As the national healthcare reform debate rages, insurance industry professionals are contemplating their role in the changing landscape of health insurance. At the Bacara Resort & Spa, on September 22, about 30 insurance company representatives, human resource professionals, health insurance brokers, and healthcare advisors met for the 2009 Tri-County Health Summit, tackling the difficult question of how to get spiraling healthcare costs under control.

“It seems like health insurance is pushing more cost to the employee, but there’s only so much the employee can bear,” said Debbie Horne, the human resources director for CenCal Health, which administers MediCal for the state. One option they discussed was raising employee deductibles but also offering supplemental insurance policies, called gap insurance. This was posited as a way to keep employees covered and at the same time reduce employers’ health insurance costs-which currently account for 30 to 40 percent of many payroll budgets.

Many of the insurance providers at the meeting questioned the role of the public insurance option that President Barack Obama and many Democratic congressmembers have touted as a viable way to provide healthy competition to private insurance companies. “There’s a propensity to have the same concerns and pitfalls as exist in Medicare,” said Jim McCabe, vice president of business development for Neovia Integrated Insurance Services. “I think there’s an opportunity to better align the business model with the healthcare model.”

Although McCabe asserted that a public healthcare option, based upon Medicare’s track record, is likely to be inefficient, he acknowledged a need for serious change within the private insurance industry as well.

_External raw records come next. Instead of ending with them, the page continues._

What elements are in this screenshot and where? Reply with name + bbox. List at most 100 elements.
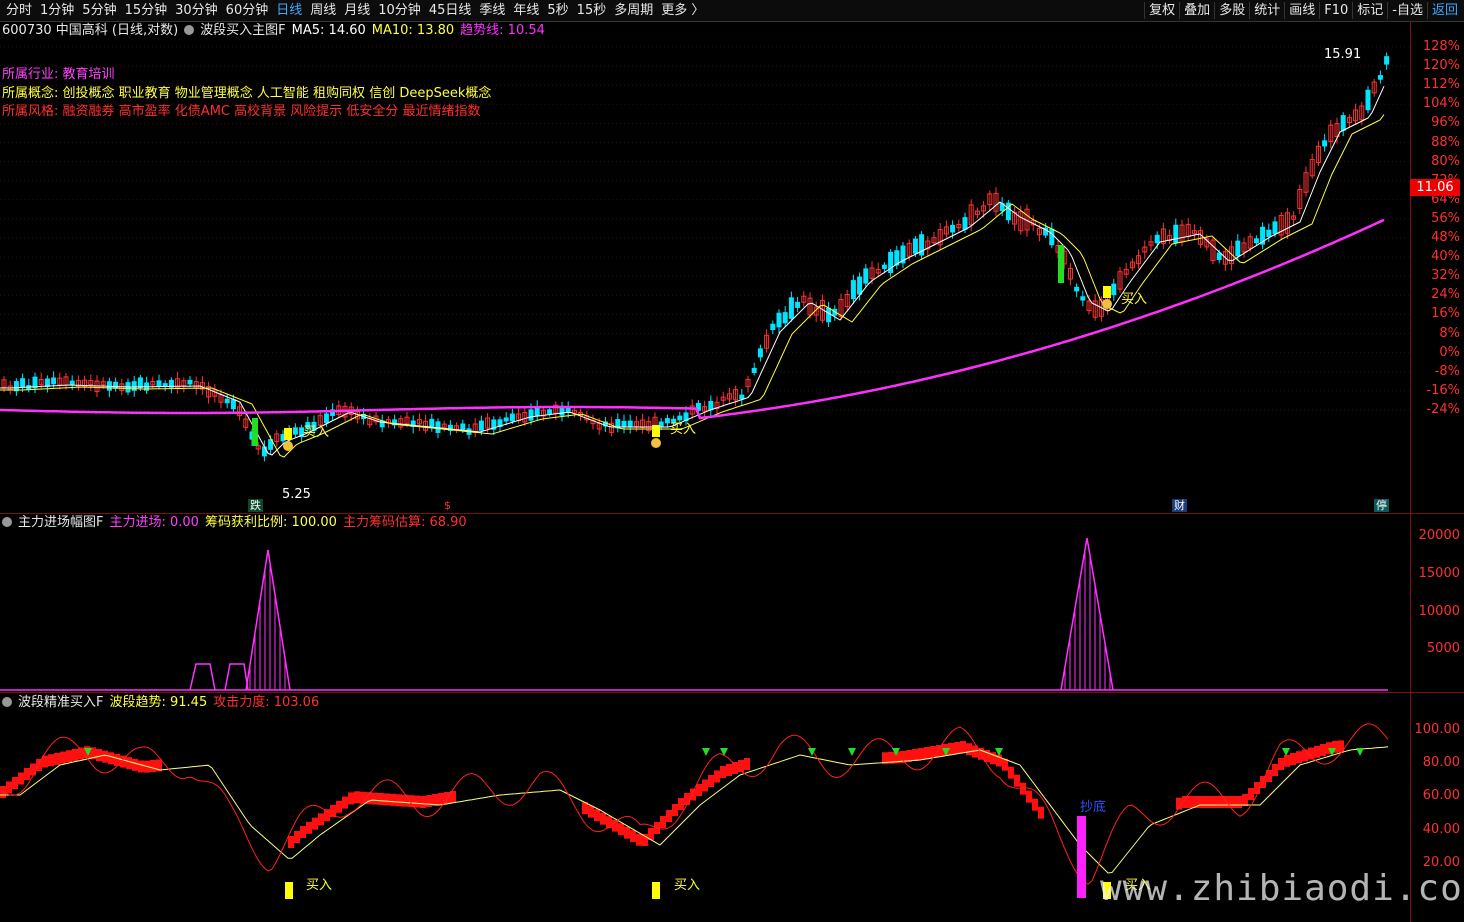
wave-ladder-block <box>300 826 306 838</box>
candle-body <box>782 312 788 324</box>
bottom-label: 抄底 <box>1080 800 1107 815</box>
candle-body <box>113 381 119 389</box>
wave-ladder-block <box>36 759 42 771</box>
panel2-axis-label-1: 15000 <box>1418 565 1460 581</box>
bottom-bar <box>1077 816 1086 898</box>
wave-ladder-block <box>48 754 54 767</box>
candle-body <box>962 217 968 230</box>
candle-body <box>912 238 918 254</box>
main-axis-label-5: 88% <box>1431 134 1460 150</box>
wave-trend-line <box>0 746 1389 874</box>
wave-ladder-block <box>1014 774 1020 787</box>
candle-body <box>429 418 435 428</box>
wave-ladder-block <box>1278 758 1284 770</box>
main-axis-label-12: 32% <box>1431 268 1460 284</box>
candle-body <box>776 312 782 328</box>
candle-body <box>51 377 57 385</box>
main-axis-label-18: -16% <box>1426 382 1460 398</box>
wave-ladder-block <box>726 764 732 776</box>
p3-buy-bar <box>285 882 293 899</box>
wave-ladder-block <box>1314 745 1320 758</box>
main-axis-label-0: 128% <box>1422 39 1460 54</box>
wave-ladder-block <box>348 792 354 805</box>
panel2-axis-label-2: 10000 <box>1418 603 1460 619</box>
wave-ladder-block <box>6 781 12 794</box>
wave-ladder-block <box>132 758 138 771</box>
candle-body <box>1272 221 1278 235</box>
candle-body <box>1340 115 1346 131</box>
wave-ladder-block <box>336 800 342 813</box>
panel3-axis-label-0: 100.00 <box>1414 722 1461 737</box>
wave-ladder-block <box>624 826 630 839</box>
candle-body <box>1235 240 1241 257</box>
wave-ladder-block <box>618 823 624 836</box>
main-axis-label-17: -8% <box>1434 363 1460 379</box>
candle-body <box>770 323 776 331</box>
main-force-steps <box>189 663 249 691</box>
candle-body <box>788 297 794 319</box>
candle-body <box>795 301 801 308</box>
candle-body <box>664 418 670 424</box>
main-axis-label-15: 8% <box>1439 325 1460 341</box>
wave-ladder-block <box>54 752 60 765</box>
wave-ladder-block <box>96 749 102 761</box>
wave-ladder-block <box>354 791 360 804</box>
wave-ladder-block <box>954 742 960 754</box>
wave-ladder-block <box>1236 796 1242 808</box>
wave-ladder-block <box>732 762 738 774</box>
wave-ladder-block <box>150 760 156 772</box>
candle-body <box>478 420 484 431</box>
wave-ladder-block <box>1008 766 1014 779</box>
buy-marker-bar <box>1103 286 1111 298</box>
wave-ladder-block <box>696 784 702 796</box>
wave-ladder-block <box>1032 798 1038 811</box>
wave-ladder-block <box>918 748 924 760</box>
wave-ladder-block <box>588 805 594 818</box>
candle-body <box>20 378 26 388</box>
candle-body <box>547 409 553 415</box>
candle-body <box>1074 286 1080 292</box>
watermark: www.zhibiaodi.com <box>1100 868 1464 909</box>
candle-body <box>950 224 956 233</box>
main-force-peak-1 <box>245 549 291 691</box>
candle-body <box>1377 75 1383 80</box>
kline-chart[interactable] <box>0 0 1410 922</box>
candle-body <box>13 381 19 392</box>
wave-ladder-block <box>12 777 18 789</box>
tool-button-8[interactable]: 返回 <box>1426 2 1462 19</box>
candle-body <box>1365 89 1371 111</box>
candle-body <box>230 399 236 410</box>
wave-ladder-block <box>384 793 390 806</box>
wave-ladder-block <box>636 833 642 846</box>
wave-ladder-block <box>306 821 312 834</box>
candle-body <box>187 379 193 385</box>
candle-body <box>1322 140 1328 147</box>
candle-body <box>751 367 757 374</box>
wave-ladder-block <box>672 804 678 816</box>
main-axis-label-19: -24% <box>1426 401 1460 417</box>
candle-body <box>1080 296 1086 301</box>
wave-ladder-block <box>414 795 420 808</box>
wave-ladder-block <box>1272 764 1278 776</box>
wave-ladder-block <box>690 788 696 801</box>
p3-buy-label-1: 买入 <box>306 878 333 893</box>
green-arrow-icon <box>848 748 856 756</box>
wave-ladder-block <box>372 792 378 805</box>
candle-body <box>44 378 50 387</box>
wave-ladder-block <box>1188 796 1194 808</box>
wave-ladder-block <box>1302 749 1308 762</box>
main-axis-label-13: 24% <box>1431 287 1460 303</box>
buy-marker-bar <box>284 428 292 440</box>
wave-ladder-block <box>600 812 606 825</box>
wave-ladder-block <box>930 746 936 758</box>
p3-buy-bar <box>652 882 660 899</box>
money-bag-icon <box>283 441 293 451</box>
buy-marker-bar <box>652 425 660 437</box>
main-axis-label-3: 104% <box>1422 96 1460 112</box>
main-axis-label-16: 0% <box>1439 344 1460 360</box>
candle-body <box>621 420 627 427</box>
wave-ladder-block <box>420 796 426 808</box>
buy-label-3: 买入 <box>1121 292 1148 307</box>
wave-ladder-block <box>720 766 726 778</box>
wave-ladder-block <box>936 745 942 757</box>
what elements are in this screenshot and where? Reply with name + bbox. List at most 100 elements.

Traditional healthcare spending is focused on critical conditions and their expensive treatments, he said, but overall wellness and encouragement of healthy lifestyle choices should be the goals for the healthcare industry to reach for.

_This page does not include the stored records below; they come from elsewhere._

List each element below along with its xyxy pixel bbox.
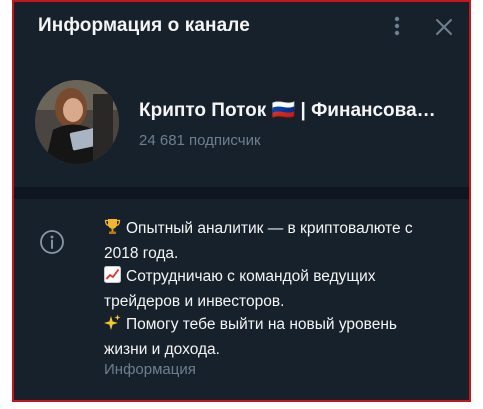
- bio-line: Опытный аналитик — в криптовалюте с: [104, 217, 454, 242]
- sparkles-icon: [104, 314, 121, 338]
- bio-text: 2018 года.: [104, 245, 179, 262]
- description-label: Информация: [104, 361, 196, 378]
- bio-text: Сотрудничаю с командой ведущих: [126, 268, 376, 285]
- subscriber-count: 24 681 подписчик: [139, 132, 261, 149]
- channel-name: Крипто Поток 🇷🇺 | Финансова…: [139, 100, 436, 121]
- avatar-photo-icon: [35, 80, 119, 164]
- channel-info-panel: Информация о канале Крипто Поток 🇷🇺 | Фи…: [12, 0, 471, 402]
- channel-description: Опытный аналитик — в криптовалюте с 2018…: [104, 217, 454, 361]
- section-divider: [14, 187, 469, 199]
- channel-avatar[interactable]: [35, 80, 119, 164]
- bio-line: трейдеров и инвесторов.: [104, 290, 454, 313]
- channel-description-section: Опытный аналитик — в криптовалюте с 2018…: [14, 199, 469, 399]
- close-icon: [436, 19, 452, 35]
- bio-line: 2018 года.: [104, 242, 454, 265]
- chart-increasing-icon: [104, 266, 121, 290]
- bio-line: Сотрудничаю с командой ведущих: [104, 265, 454, 290]
- more-options-button[interactable]: [390, 14, 404, 38]
- more-vertical-icon: [394, 16, 400, 36]
- info-icon: [40, 230, 64, 254]
- trophy-icon: [104, 218, 121, 242]
- channel-profile: Крипто Поток 🇷🇺 | Финансова… 24 681 подп…: [14, 72, 469, 182]
- bio-text: трейдеров и инвесторов.: [104, 293, 285, 310]
- close-button[interactable]: [434, 17, 454, 37]
- bio-line: жизни и дохода.: [104, 338, 454, 361]
- bio-text: Опытный аналитик — в криптовалюте с: [126, 220, 413, 237]
- panel-header: Информация о канале: [14, 2, 469, 54]
- bio-text: Помогу тебе выйти на новый уровень: [126, 316, 397, 333]
- bio-text: жизни и дохода.: [104, 341, 220, 358]
- bio-line: Помогу тебе выйти на новый уровень: [104, 313, 454, 338]
- panel-title: Информация о канале: [38, 15, 250, 36]
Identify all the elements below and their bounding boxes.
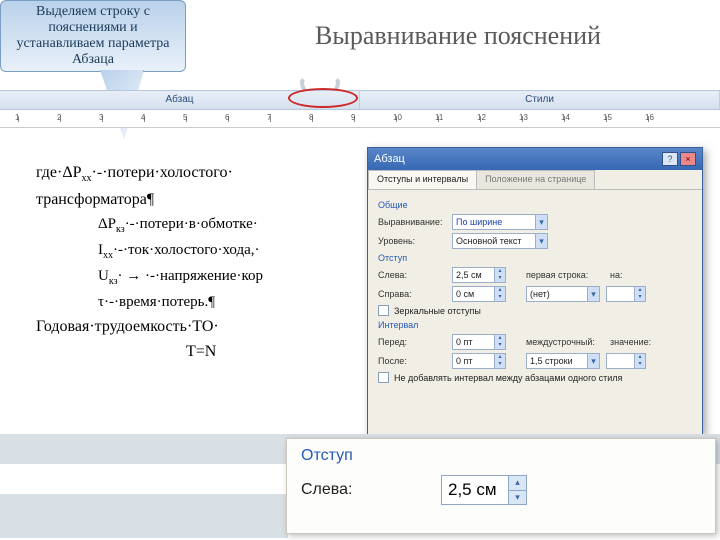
indent-left-label: Слева: [378, 270, 446, 280]
close-icon[interactable]: × [680, 152, 696, 166]
group-general-label: Общие [378, 200, 692, 210]
dialog-title-text: Абзац [374, 153, 405, 165]
indent-right-spinner[interactable]: 0 см▴▾ [452, 286, 506, 302]
chevron-down-icon: ▾ [587, 354, 599, 368]
step-up-icon[interactable]: ▴ [494, 287, 505, 294]
mirror-indents-label: Зеркальные отступы [394, 306, 481, 316]
chevron-down-icon: ▾ [535, 234, 547, 248]
first-on-label: на: [610, 270, 632, 280]
space-after-spinner[interactable]: 0 пт▴▾ [452, 353, 506, 369]
step-up-icon[interactable]: ▴ [508, 476, 526, 491]
paragraph-dialog: Абзац ? × Отступы и интервалы Положение … [367, 147, 703, 435]
first-line-select[interactable]: (нет)▾ [526, 286, 600, 302]
indent-right-label: Справа: [378, 289, 446, 299]
alignment-label: Выравнивание: [378, 217, 446, 227]
indent-left-spinner[interactable]: 2,5 см▴▾ [452, 267, 506, 283]
chevron-down-icon: ▾ [535, 215, 547, 229]
ribbon-bar: Абзац Стили [0, 90, 720, 110]
callout-bubble: Выделяем строку с пояснениями и устанавл… [0, 0, 186, 72]
level-select[interactable]: Основной текст▾ [452, 233, 548, 249]
slide-title: Выравнивание пояснений [186, 0, 720, 72]
step-up-icon[interactable]: ▴ [494, 268, 505, 275]
alignment-select[interactable]: По ширине▾ [452, 214, 548, 230]
zoom-left-label: Слева: [301, 481, 401, 499]
ribbon-group-styles[interactable]: Стили [360, 91, 720, 109]
first-line-on-spinner[interactable]: ▴▾ [606, 286, 646, 302]
line-spacing-select[interactable]: 1,5 строки▾ [526, 353, 600, 369]
value-label: значение: [610, 337, 656, 347]
space-before-spinner[interactable]: 0 пт▴▾ [452, 334, 506, 350]
space-after-label: После: [378, 356, 446, 366]
dialog-titlebar[interactable]: Абзац ? × [368, 148, 702, 170]
indent-zoom-panel: Отступ Слева: 2,5 см ▴▾ [286, 438, 716, 534]
line-spacing-value-spinner[interactable]: ▴▾ [606, 353, 646, 369]
horizontal-ruler[interactable]: 12345678910111213141516 [0, 110, 720, 128]
highlight-circle-icon [288, 88, 358, 108]
zoom-group-label: Отступ [301, 447, 701, 465]
group-indent-label: Отступ [378, 253, 692, 263]
callout-text: Выделяем строку с пояснениями и устанавл… [7, 4, 179, 68]
doc-text: где·ΔР [36, 164, 82, 181]
page-break-strip [0, 494, 288, 538]
dialog-help-button[interactable]: ? [662, 152, 678, 166]
line-spacing-label: междустрочный: [526, 337, 604, 347]
group-spacing-label: Интервал [378, 320, 692, 330]
step-down-icon[interactable]: ▾ [494, 275, 505, 282]
mirror-indents-checkbox[interactable] [378, 305, 389, 316]
chevron-down-icon: ▾ [587, 287, 599, 301]
step-down-icon[interactable]: ▾ [508, 491, 526, 505]
space-before-label: Перед: [378, 337, 446, 347]
no-add-space-checkbox[interactable] [378, 372, 389, 383]
first-line-label: первая строка: [526, 270, 604, 280]
tab-indents-spacing[interactable]: Отступы и интервалы [368, 170, 477, 189]
zoom-indent-left-spinner[interactable]: 2,5 см ▴▾ [441, 475, 527, 505]
step-down-icon[interactable]: ▾ [494, 294, 505, 301]
zoom-indent-left-value: 2,5 см [448, 480, 497, 500]
tab-page-position[interactable]: Положение на странице [476, 170, 595, 189]
no-add-space-label: Не добавлять интервал между абзацами одн… [394, 373, 622, 383]
level-label: Уровень: [378, 236, 446, 246]
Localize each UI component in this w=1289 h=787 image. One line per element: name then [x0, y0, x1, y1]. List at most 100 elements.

In its current state, HR 3200-America’s Affordable Health Choices Act, the controversial federal legislation now wending its way through Congressional debate-was viewed skeptically by several conference participants, but McCabe expressed excitement over the prospect of having so many more people to work with if everyone is required by law to have some form of health insurance. “30 million people will need help navigating the system. That’s awesome for us,” he said.